Duncan Bridgeman called MAG from Sevenoaks, Kent, a peaceful, middle-class corner of the UK. It’s worlds away from the remote global climes he and Jamie Catto (Faithless) travelled to for their second One Giant Leap project. “People have lovely Rhododendrons in their gardens here, but no carrots or potatoes,” he says. “We rely on supermarkets. If the food supply broke down, it would be a very different place.” If his words have gravitas, his tone says ‘seen it all’; Bridgeman spent years producing commercial music (“you produce a lot of shit to pay the bills”) and needed something more. 2002’s One Giant Leap — a travelogue documenting the world’s oneness of spirit through image and film, was a triumph. But where this used music to illustrate unity, the follow-up is squarely about conflict and contradiction.
“For What About Me? we wanted to look at how we (the world) are unified by our collective madness – on a global level, down to the family and then the individual,” he says. “We wanted to show what’s going on, and hopefully inspire people to think about the world we’re living in. Music makes this message palatable.” Interweaving commentary from figures as diverse as academic Noam Chomsky, comedian Stephen Fry, author Eckhart Toll, Sir Bob Geldof (above right) with music footage shot around the globe, What About Me? succeeds in documenting our battle with the world’s madness, through war, capitalism, organised religion and more. For such potentially portentous subject matter, it’s provocative and entertaining. Journeying to Asia, Brazil, The Middle East and nine African nations, Bridgeman and Catto recorded with 50 different musicians wherever they could, in villages, streets, houses; they even recorded Chinese rappers in Tiananmen Square (avoiding the prying eyes of authorities).

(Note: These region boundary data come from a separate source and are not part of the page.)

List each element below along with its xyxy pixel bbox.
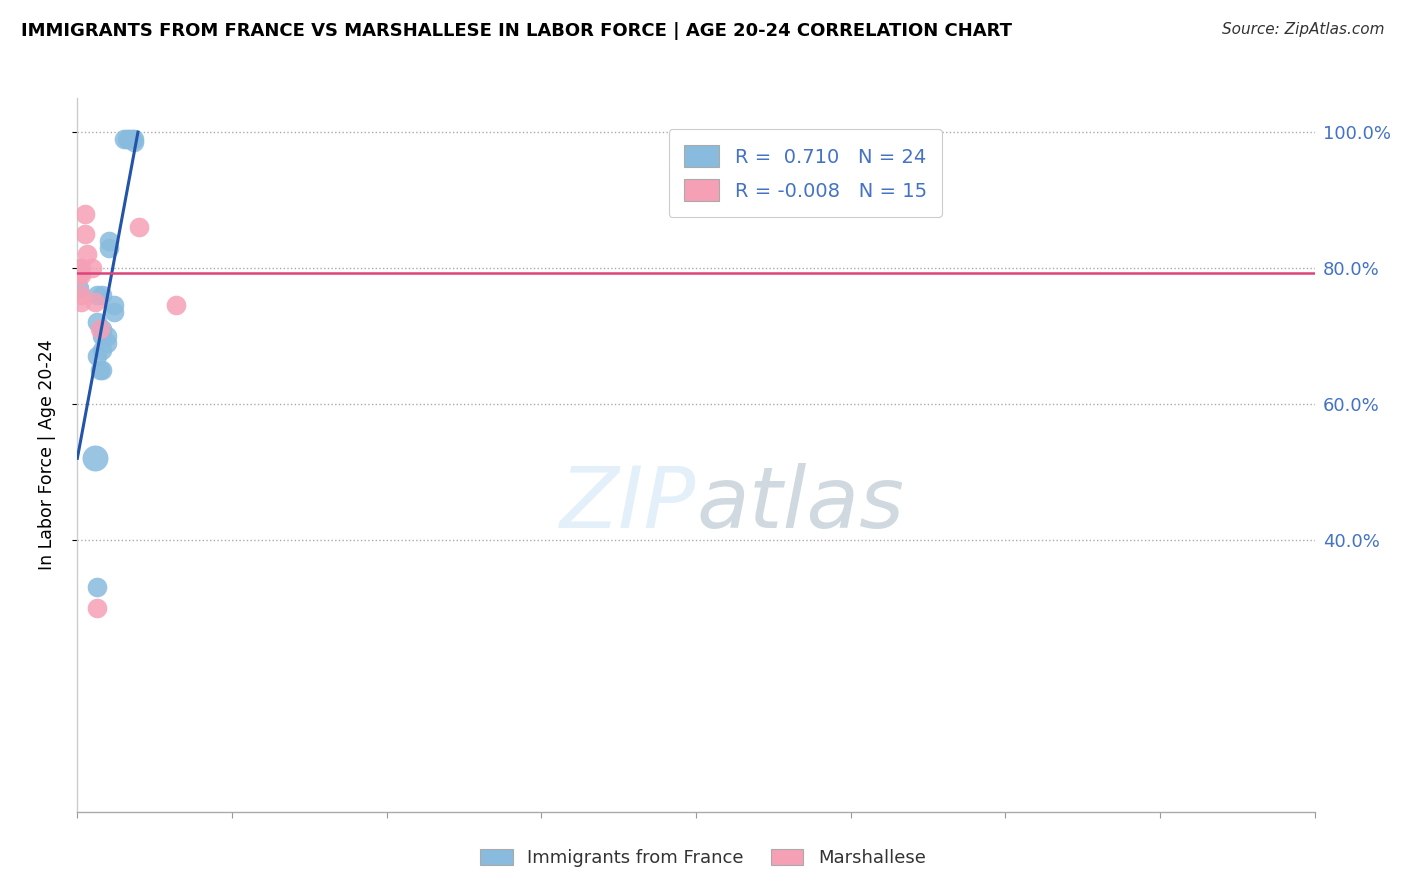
Text: IMMIGRANTS FROM FRANCE VS MARSHALLESE IN LABOR FORCE | AGE 20-24 CORRELATION CHA: IMMIGRANTS FROM FRANCE VS MARSHALLESE IN… bbox=[21, 22, 1012, 40]
Point bbox=[128, 220, 150, 235]
Point bbox=[89, 363, 111, 377]
Point bbox=[86, 581, 108, 595]
Point bbox=[122, 132, 145, 146]
Point bbox=[70, 295, 93, 310]
Point bbox=[112, 132, 135, 146]
Point bbox=[86, 600, 108, 615]
Point bbox=[70, 260, 93, 275]
Point bbox=[89, 322, 111, 336]
Point bbox=[83, 295, 105, 310]
Point bbox=[70, 268, 93, 282]
Point bbox=[96, 335, 118, 350]
Point bbox=[73, 207, 96, 221]
Point bbox=[67, 281, 90, 295]
Point bbox=[86, 315, 108, 329]
Point bbox=[118, 132, 141, 146]
Point bbox=[122, 136, 145, 150]
Point bbox=[103, 305, 125, 319]
Point bbox=[86, 288, 108, 302]
Point bbox=[91, 322, 114, 336]
Point bbox=[98, 234, 121, 248]
Point bbox=[76, 247, 98, 261]
Point bbox=[96, 329, 118, 343]
Point bbox=[67, 260, 90, 275]
Point bbox=[70, 288, 93, 302]
Text: atlas: atlas bbox=[696, 463, 904, 547]
Point bbox=[86, 350, 108, 364]
Point bbox=[91, 363, 114, 377]
Text: Source: ZipAtlas.com: Source: ZipAtlas.com bbox=[1222, 22, 1385, 37]
Point bbox=[73, 227, 96, 241]
Point bbox=[165, 298, 187, 312]
Point bbox=[103, 298, 125, 312]
Legend: Immigrants from France, Marshallese: Immigrants from France, Marshallese bbox=[472, 841, 934, 874]
Point bbox=[82, 260, 104, 275]
Point bbox=[91, 288, 114, 302]
Y-axis label: In Labor Force | Age 20-24: In Labor Force | Age 20-24 bbox=[38, 340, 56, 570]
Text: ZIP: ZIP bbox=[560, 463, 696, 547]
Point bbox=[115, 132, 138, 146]
Point bbox=[91, 329, 114, 343]
Point bbox=[98, 241, 121, 255]
Point bbox=[83, 451, 105, 466]
Point bbox=[67, 268, 90, 282]
Legend: R =  0.710   N = 24, R = -0.008   N = 15: R = 0.710 N = 24, R = -0.008 N = 15 bbox=[669, 129, 942, 217]
Point bbox=[91, 343, 114, 357]
Point bbox=[121, 132, 143, 146]
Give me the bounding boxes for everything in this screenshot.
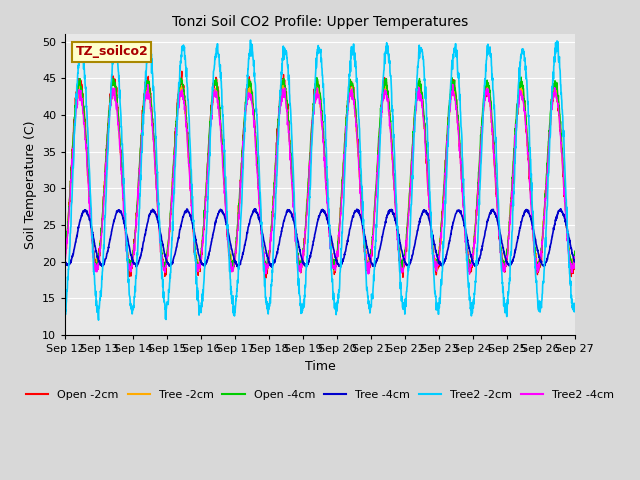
Legend: Open -2cm, Tree -2cm, Open -4cm, Tree -4cm, Tree2 -2cm, Tree2 -4cm: Open -2cm, Tree -2cm, Open -4cm, Tree -4… xyxy=(22,385,618,405)
X-axis label: Time: Time xyxy=(305,360,335,372)
Text: TZ_soilco2: TZ_soilco2 xyxy=(76,46,148,59)
Title: Tonzi Soil CO2 Profile: Upper Temperatures: Tonzi Soil CO2 Profile: Upper Temperatur… xyxy=(172,15,468,29)
Y-axis label: Soil Temperature (C): Soil Temperature (C) xyxy=(24,120,36,249)
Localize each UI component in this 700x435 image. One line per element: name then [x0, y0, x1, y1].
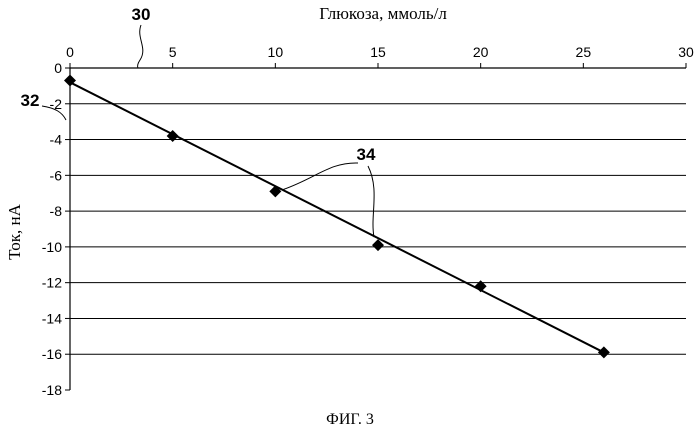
x-tick-label: 15	[370, 44, 386, 60]
x-tick-label: 20	[473, 44, 489, 60]
x-tick-label: 10	[268, 44, 284, 60]
y-tick-label: -14	[42, 310, 62, 326]
reference-numeral-axis: 30	[132, 5, 151, 24]
reference-leaders	[42, 25, 374, 237]
y-tick-label: -6	[50, 167, 63, 183]
figure-caption: ФИГ. 3	[326, 411, 374, 428]
y-tick-labels: 0 -2 -4 -6 -8 -10 -12 -14 -16 -18	[42, 60, 62, 398]
data-point	[598, 346, 610, 358]
y-tick-label: -4	[50, 132, 63, 148]
leader-axis	[138, 25, 143, 68]
data-point	[475, 280, 487, 292]
reference-numeral-start: 32	[21, 91, 40, 110]
x-axis-title: Глюкоза, ммоль/л	[319, 4, 447, 23]
leader-point	[368, 166, 374, 237]
y-axis-title: Ток, нА	[5, 203, 24, 259]
y-tick-label: -8	[50, 203, 63, 219]
y-tick-label: -2	[50, 96, 63, 112]
y-tick-label: -16	[42, 346, 62, 362]
trendline	[70, 82, 604, 352]
x-tick-label: 5	[169, 44, 177, 60]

“When I take my music around the world and get people to join in, it’s an epiphany every time,” he offers reflectively. “It still amazes me how well the concept works. People from different places playing the same piece of music is something you’d never think would work!” Bridgeman has obviously come a long way from producing Transvision Vamp albums in the ’80s. What has One Giant Leap taught him?
“Our belief in money as a solid, dependable force has been pulled away. Maybe a belief in God is easier? A lot’s been perpetrated in the name of God, but there are many visions of God. Eckhart Toll says ‘If you try and talk to God before you realise your own madness inside, you then transmit that madness onto God.’”
What About Me? is available on DVD now.